PARIS – Chinese class instead of football, Japanese instead of judo. For parents in France, the latest trend is to invest in their children’s future by signing them up for Chinese lessons as soon as they reach pre-school.
In the latest indication for the growing popularity of Asian languages, so many parents are sending their children to learn Chinese or Japanese that the CNED (France’s national distance-learning center) has cancelled its traditional German language option for primary school children and replaced it with Chinese. About 100 children are signed up to the course, the same as those signed up for Spanish. As well as lessons, students get a compilation of documents on Chinese culture, and an exercise manual.
In state-run education, English remains the top foreign language. But in the latest figures, 592 children are signed up for Chinese classes at primary school, just as many as are learning Spanish. But the trend is most marked in the private sector. Tutors and specialized language schools have been profiting from this emerging market over the last few months. The Cultural center of China in Paris has seen a significant increase in the number of pupils under the age of 14 over the last two years. Now totaling 150, these young children represent a quarter of all their students, and have one and a half hours of lessons a week.

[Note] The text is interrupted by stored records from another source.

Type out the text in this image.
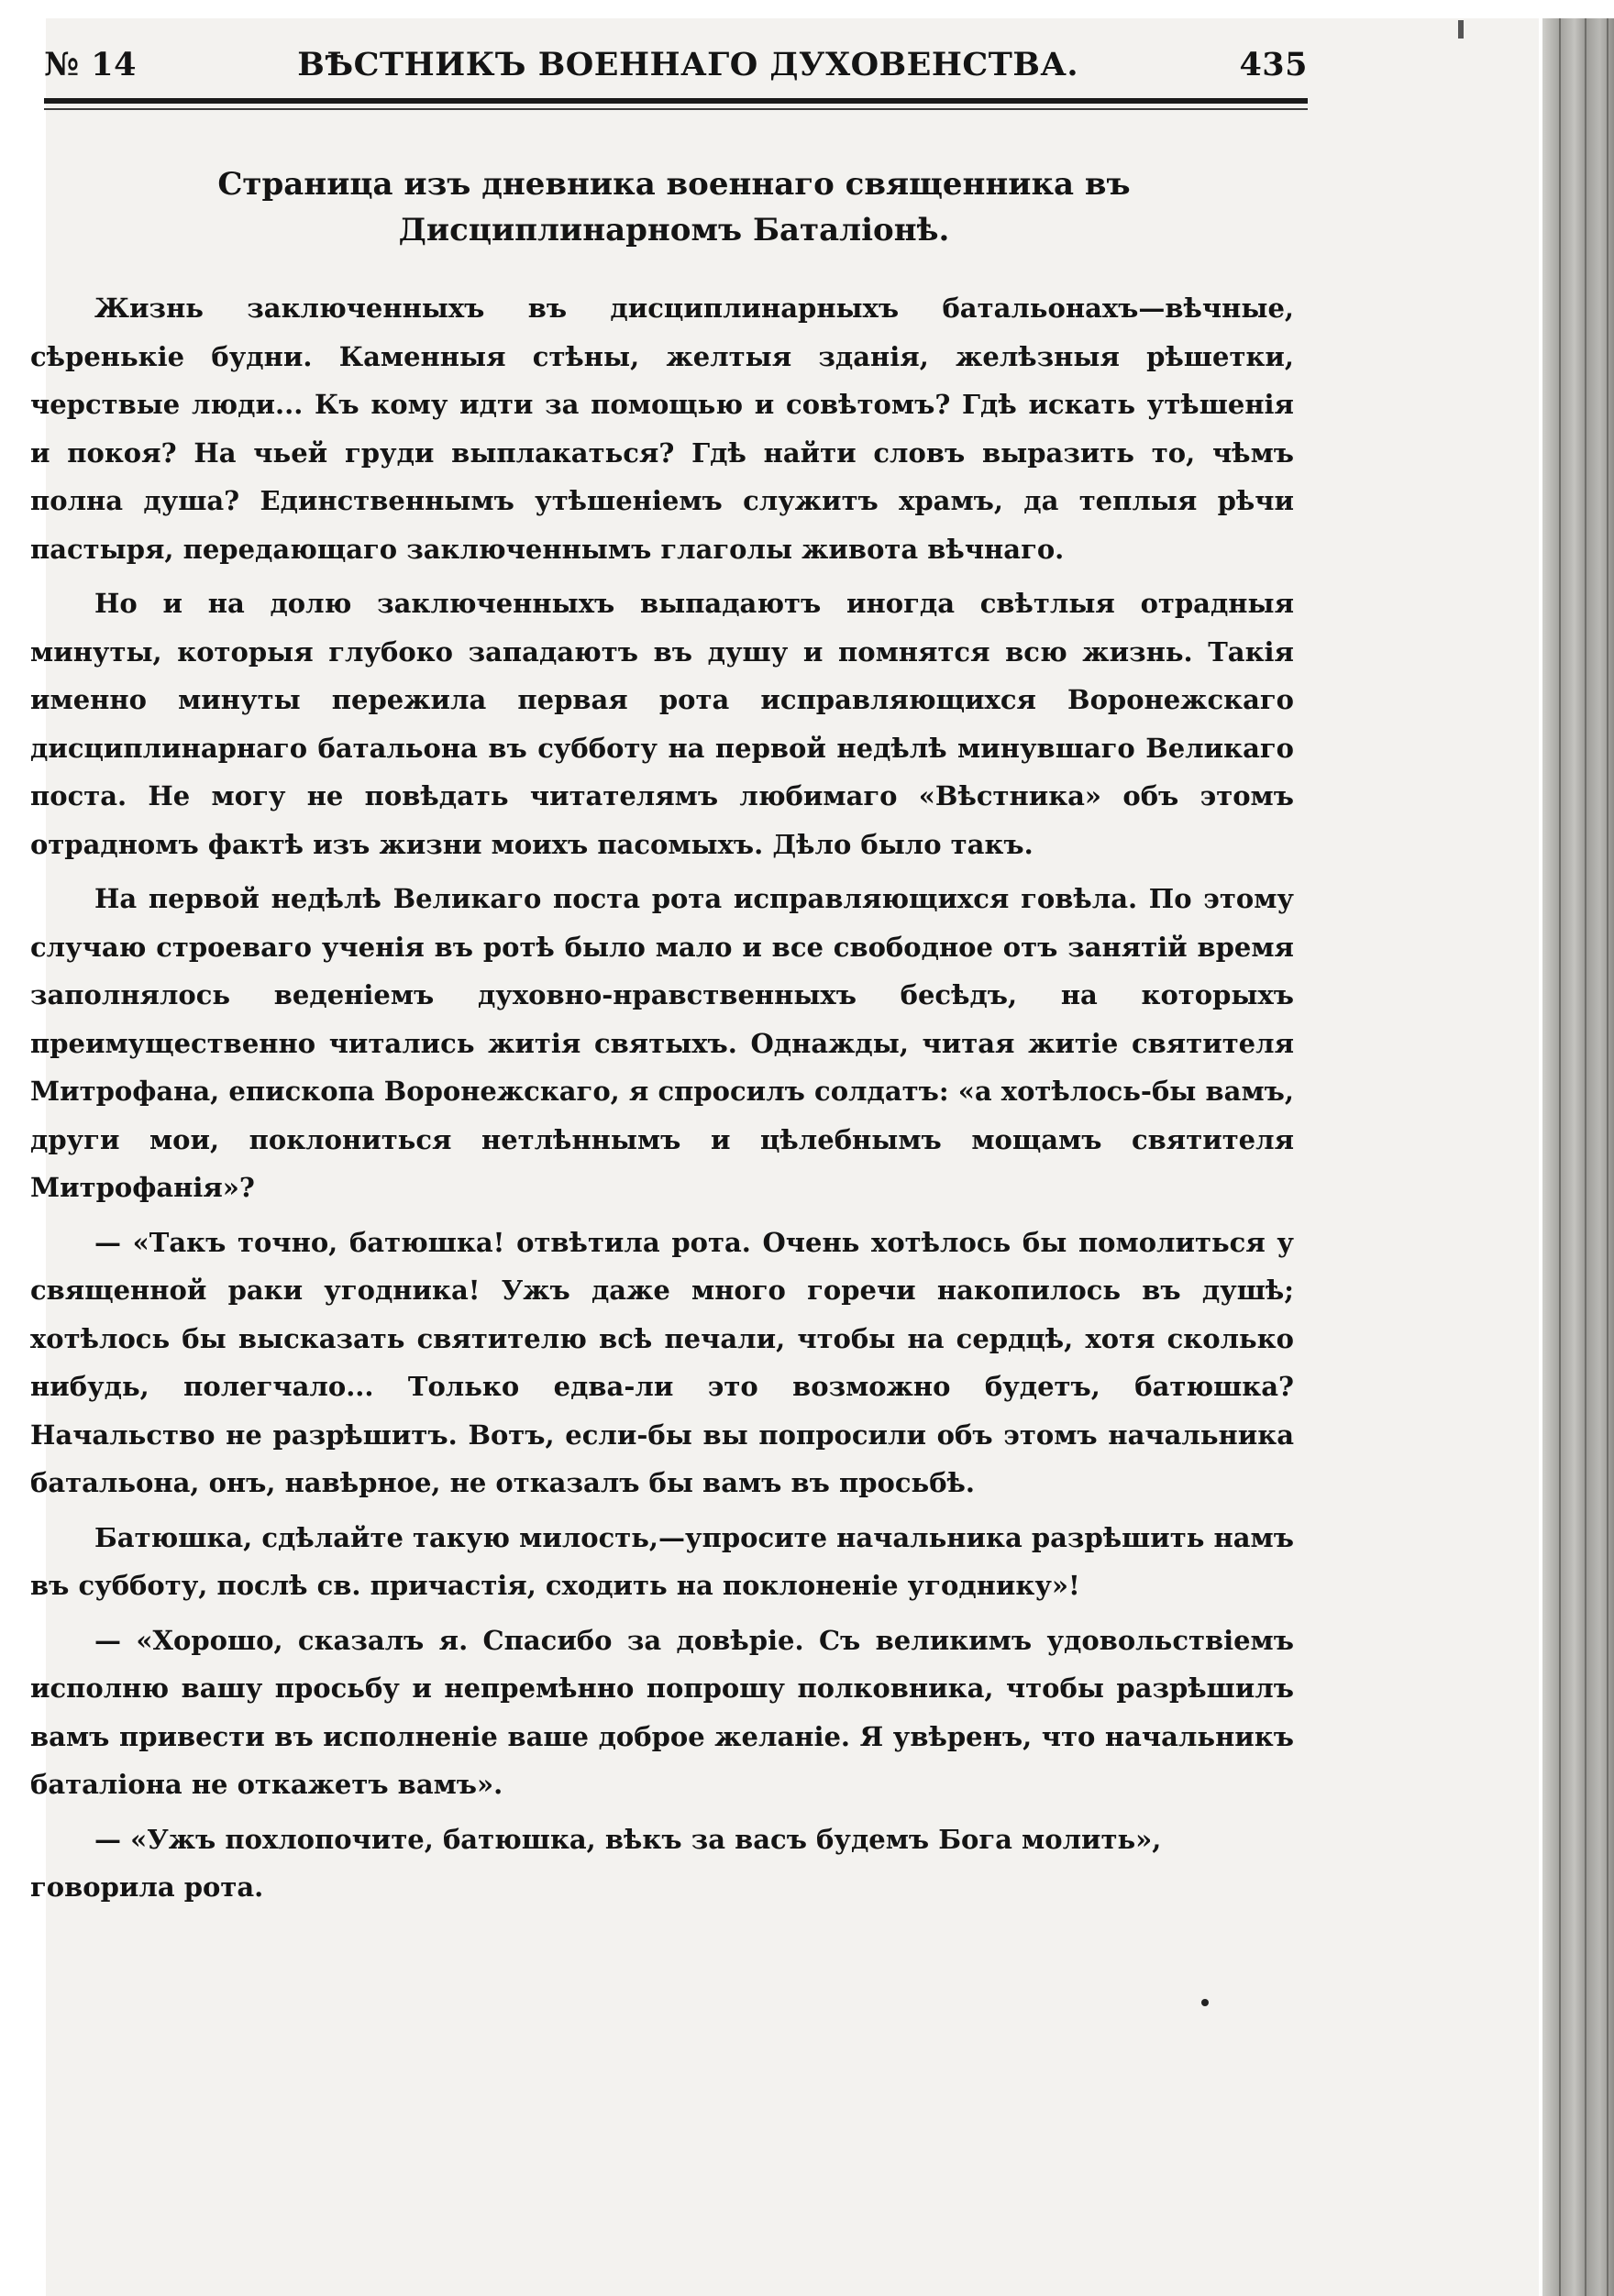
№ 14	ВѢСТНИКЪ ВОЕННАГО ДУХОВЕНСТВА.	435
Страница изъ дневника военнаго священника въ Дисциплинарномъ Баталіонѣ.

Жизнь заключенныхъ въ дисциплинарныхъ батальонахъ—вѣчные, сѣренькіе будни. Каменныя стѣны, желтыя зданія, желѣзныя рѣшетки, черствые люди... Къ кому идти за помощью и совѣтомъ? Гдѣ искать утѣшенія и покоя? На чьей груди выплакаться? Гдѣ найти словъ выразить то, чѣмъ полна душа? Единственнымъ утѣшеніемъ служитъ храмъ, да теплыя рѣчи пастыря, передающаго заключеннымъ глаголы живота вѣчнаго.

Но и на долю заключенныхъ выпадаютъ иногда свѣтлыя отрадныя минуты, которыя глубоко западаютъ въ душу и помнятся всю жизнь. Такія именно минуты пережила первая рота исправляющихся Воронежскаго дисциплинарнаго батальона въ субботу на первой недѣлѣ минувшаго Великаго поста. Не могу не повѣдать читателямъ любимаго «Вѣстника» объ этомъ отрадномъ фактѣ изъ жизни моихъ пасомыхъ. Дѣло было такъ.

На первой недѣлѣ Великаго поста рота исправляющихся говѣла. По этому случаю строеваго ученія въ ротѣ было мало и все свободное отъ занятій время заполнялось веденіемъ духовно-нравственныхъ бесѣдъ, на которыхъ преимущественно читались житія святыхъ. Однажды, читая житіе святителя Митрофана, епископа Воронежскаго, я спросилъ солдатъ: «а хотѣлось-бы вамъ, други мои, поклониться нетлѣннымъ и цѣлебнымъ мощамъ святителя Митрофанія»?

— «Такъ точно, батюшка! отвѣтила рота. Очень хотѣлось бы помолиться у священной раки угодника! Ужъ даже много горечи накопилось въ душѣ; хотѣлось бы высказать святителю всѣ печали, чтобы на сердцѣ, хотя сколько нибудь, полегчало... Только едва-ли это возможно будетъ, батюшка? Начальство не разрѣшитъ. Вотъ, если-бы вы попросили объ этомъ начальника батальона, онъ, навѣрное, не отказалъ бы вамъ въ просьбѣ.

Батюшка, сдѣлайте такую милость,—упросите начальника разрѣшить намъ въ субботу, послѣ св. причастія, сходить на поклоненіе угоднику»!

— «Хорошо, сказалъ я. Спасибо за довѣріе. Съ великимъ удовольствіемъ исполню вашу просьбу и непремѣнно попрошу полковника, чтобы разрѣшилъ вамъ привести въ исполненіе ваше доброе желаніе. Я увѣренъ, что начальникъ баталіона не откажетъ вамъ».

— «Ужъ похлопочите, батюшка, вѣкъ за васъ будемъ Бога молить», говорила рота.
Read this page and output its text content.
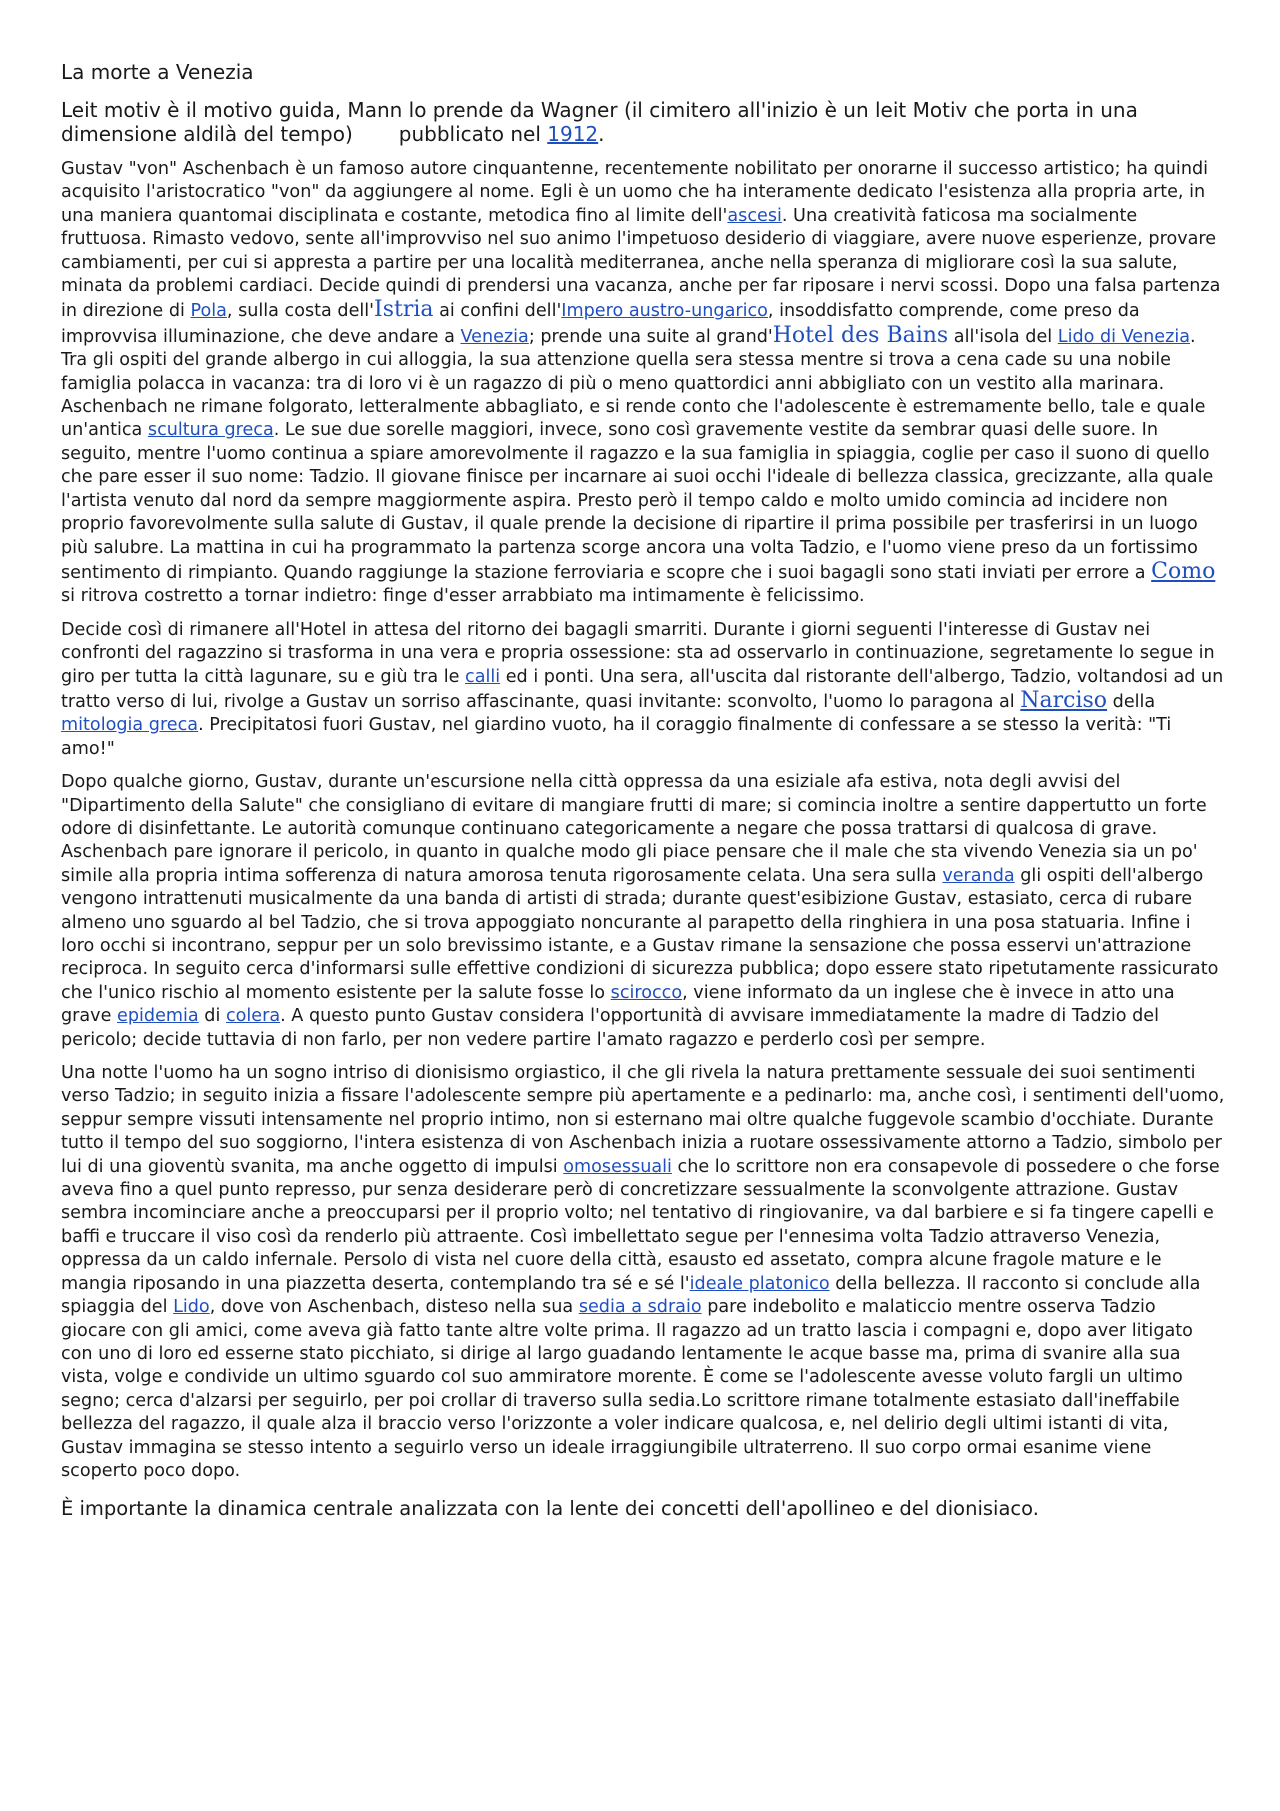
La morte a Venezia
Leit motiv è il motivo guida, Mann lo prende da Wagner (il cimitero all'inizio è un leit Motiv che porta in una dimensione aldilà del tempo) pubblicato nel 1912.

Gustav "von" Aschenbach è un famoso autore cinquantenne, recentemente nobilitato per onorarne il successo artistico; ha quindi acquisito l'aristocratico "von" da aggiungere al nome. Egli è un uomo che ha interamente dedicato l'esistenza alla propria arte, in una maniera quantomai disciplinata e costante, metodica fino al limite dell'ascesi. Una creatività faticosa ma socialmente fruttuosa. Rimasto vedovo, sente all'improvviso nel suo animo l'impetuoso desiderio di viaggiare, avere nuove esperienze, provare cambiamenti, per cui si appresta a partire per una località mediterranea, anche nella speranza di migliorare così la sua salute, minata da problemi cardiaci. Decide quindi di prendersi una vacanza, anche per far riposare i nervi scossi. Dopo una falsa partenza in direzione di Pola, sulla costa dell'Istria ai confini dell'Impero austro-ungarico, insoddisfatto comprende, come preso da improvvisa illuminazione, che deve andare a Venezia; prende una suite al grand'Hotel des Bains all'isola del Lido di Venezia. Tra gli ospiti del grande albergo in cui alloggia, la sua attenzione quella sera stessa mentre si trova a cena cade su una nobile famiglia polacca in vacanza: tra di loro vi è un ragazzo di più o meno quattordici anni abbigliato con un vestito alla marinara. Aschenbach ne rimane folgorato, letteralmente abbagliato, e si rende conto che l'adolescente è estremamente bello, tale e quale un'antica scultura greca. Le sue due sorelle maggiori, invece, sono così gravemente vestite da sembrar quasi delle suore. In seguito, mentre l'uomo continua a spiare amorevolmente il ragazzo e la sua famiglia in spiaggia, coglie per caso il suono di quello che pare esser il suo nome: Tadzio. Il giovane finisce per incarnare ai suoi occhi l'ideale di bellezza classica, grecizzante, alla quale l'artista venuto dal nord da sempre maggiormente aspira. Presto però il tempo caldo e molto umido comincia ad incidere non proprio favorevolmente sulla salute di Gustav, il quale prende la decisione di ripartire il prima possibile per trasferirsi in un luogo più salubre. La mattina in cui ha programmato la partenza scorge ancora una volta Tadzio, e l'uomo viene preso da un fortissimo sentimento di rimpianto. Quando raggiunge la stazione ferroviaria e scopre che i suoi bagagli sono stati inviati per errore a Como si ritrova costretto a tornar indietro: finge d'esser arrabbiato ma intimamente è felicissimo.

Decide così di rimanere all'Hotel in attesa del ritorno dei bagagli smarriti. Durante i giorni seguenti l'interesse di Gustav nei confronti del ragazzino si trasforma in una vera e propria ossessione: sta ad osservarlo in continuazione, segretamente lo segue in giro per tutta la città lagunare, su e giù tra le calli ed i ponti. Una sera, all'uscita dal ristorante dell'albergo, Tadzio, voltandosi ad un tratto verso di lui, rivolge a Gustav un sorriso affascinante, quasi invitante: sconvolto, l'uomo lo paragona al Narciso della mitologia greca. Precipitatosi fuori Gustav, nel giardino vuoto, ha il coraggio finalmente di confessare a se stesso la verità: "Ti amo!"

Dopo qualche giorno, Gustav, durante un'escursione nella città oppressa da una esiziale afa estiva, nota degli avvisi del "Dipartimento della Salute" che consigliano di evitare di mangiare frutti di mare; si comincia inoltre a sentire dappertutto un forte odore di disinfettante. Le autorità comunque continuano categoricamente a negare che possa trattarsi di qualcosa di grave. Aschenbach pare ignorare il pericolo, in quanto in qualche modo gli piace pensare che il male che sta vivendo Venezia sia un po' simile alla propria intima sofferenza di natura amorosa tenuta rigorosamente celata. Una sera sulla veranda gli ospiti dell'albergo vengono intrattenuti musicalmente da una banda di artisti di strada; durante quest'esibizione Gustav, estasiato, cerca di rubare almeno uno sguardo al bel Tadzio, che si trova appoggiato noncurante al parapetto della ringhiera in una posa statuaria. Infine i loro occhi si incontrano, seppur per un solo brevissimo istante, e a Gustav rimane la sensazione che possa esservi un'attrazione reciproca. In seguito cerca d'informarsi sulle effettive condizioni di sicurezza pubblica; dopo essere stato ripetutamente rassicurato che l'unico rischio al momento esistente per la salute fosse lo scirocco, viene informato da un inglese che è invece in atto una grave epidemia di colera. A questo punto Gustav considera l'opportunità di avvisare immediatamente la madre di Tadzio del pericolo; decide tuttavia di non farlo, per non vedere partire l'amato ragazzo e perderlo così per sempre.

Una notte l'uomo ha un sogno intriso di dionisismo orgiastico, il che gli rivela la natura prettamente sessuale dei suoi sentimenti verso Tadzio; in seguito inizia a fissare l'adolescente sempre più apertamente e a pedinarlo: ma, anche così, i sentimenti dell'uomo, seppur sempre vissuti intensamente nel proprio intimo, non si esternano mai oltre qualche fuggevole scambio d'occhiate. Durante tutto il tempo del suo soggiorno, l'intera esistenza di von Aschenbach inizia a ruotare ossessivamente attorno a Tadzio, simbolo per lui di una gioventù svanita, ma anche oggetto di impulsi omosessuali che lo scrittore non era consapevole di possedere o che forse aveva fino a quel punto represso, pur senza desiderare però di concretizzare sessualmente la sconvolgente attrazione. Gustav sembra incominciare anche a preoccuparsi per il proprio volto; nel tentativo di ringiovanire, va dal barbiere e si fa tingere capelli e baffi e truccare il viso così da renderlo più attraente. Così imbellettato segue per l'ennesima volta Tadzio attraverso Venezia, oppressa da un caldo infernale. Persolo di vista nel cuore della città, esausto ed assetato, compra alcune fragole mature e le mangia riposando in una piazzetta deserta, contemplando tra sé e sé l'ideale platonico della bellezza. Il racconto si conclude alla spiaggia del Lido, dove von Aschenbach, disteso nella sua sedia a sdraio pare indebolito e malaticcio mentre osserva Tadzio giocare con gli amici, come aveva già fatto tante altre volte prima. Il ragazzo ad un tratto lascia i compagni e, dopo aver litigato con uno di loro ed esserne stato picchiato, si dirige al largo guadando lentamente le acque basse ma, prima di svanire alla sua vista, volge e condivide un ultimo sguardo col suo ammiratore morente. È come se l'adolescente avesse voluto fargli un ultimo segno; cerca d'alzarsi per seguirlo, per poi crollar di traverso sulla sedia.Lo scrittore rimane totalmente estasiato dall'ineffabile bellezza del ragazzo, il quale alza il braccio verso l'orizzonte a voler indicare qualcosa, e, nel delirio degli ultimi istanti di vita, Gustav immagina se stesso intento a seguirlo verso un ideale irraggiungibile ultraterreno. Il suo corpo ormai esanime viene scoperto poco dopo.

È importante la dinamica centrale analizzata con la lente dei concetti dell'apollineo e del dionisiaco.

“For the last two years we’ve noted a 20% rise each year in the number of young children signed up,” says Ming Zhu, who is responsible for education in the cultural center. “Most often, these are French families making a strategic educational choice. The parents see the teaching as a factor that will contribute to their children’s future success.” But certain children are also instinctively enthusiastic about these languages from an early age. Manga culture and Japanese cartoons, video games, and even the figurines popular with young girls, are all factors attracting youngsters towards the Japanese culture.
“A younger manga readership has contributed to the appeal for learning the Japanese language”, notes Lionel Panafit, a researcher of manga sociology at the French business school HEC.
This is the case for ten-year-old Lisa, in her fifth year of primary school, who has been learning Japanese for two years. “First I became interested in mangas, then in Japanese culture,” she says. “I found the language was beautiful and that made me want to learn it.”
Private Japanese tutor, Shizuru Prieur, who teaches students in their own homes, says that the “The idea often comes from the children themselves. And besides, it’s a good age to learn Japanese phonetic reflexes’. The Yukata school, which also organizes intensive courses, has noted an increase in home lessons for 7 to 8-year-olds, and even has a three-year-old child among its pupils.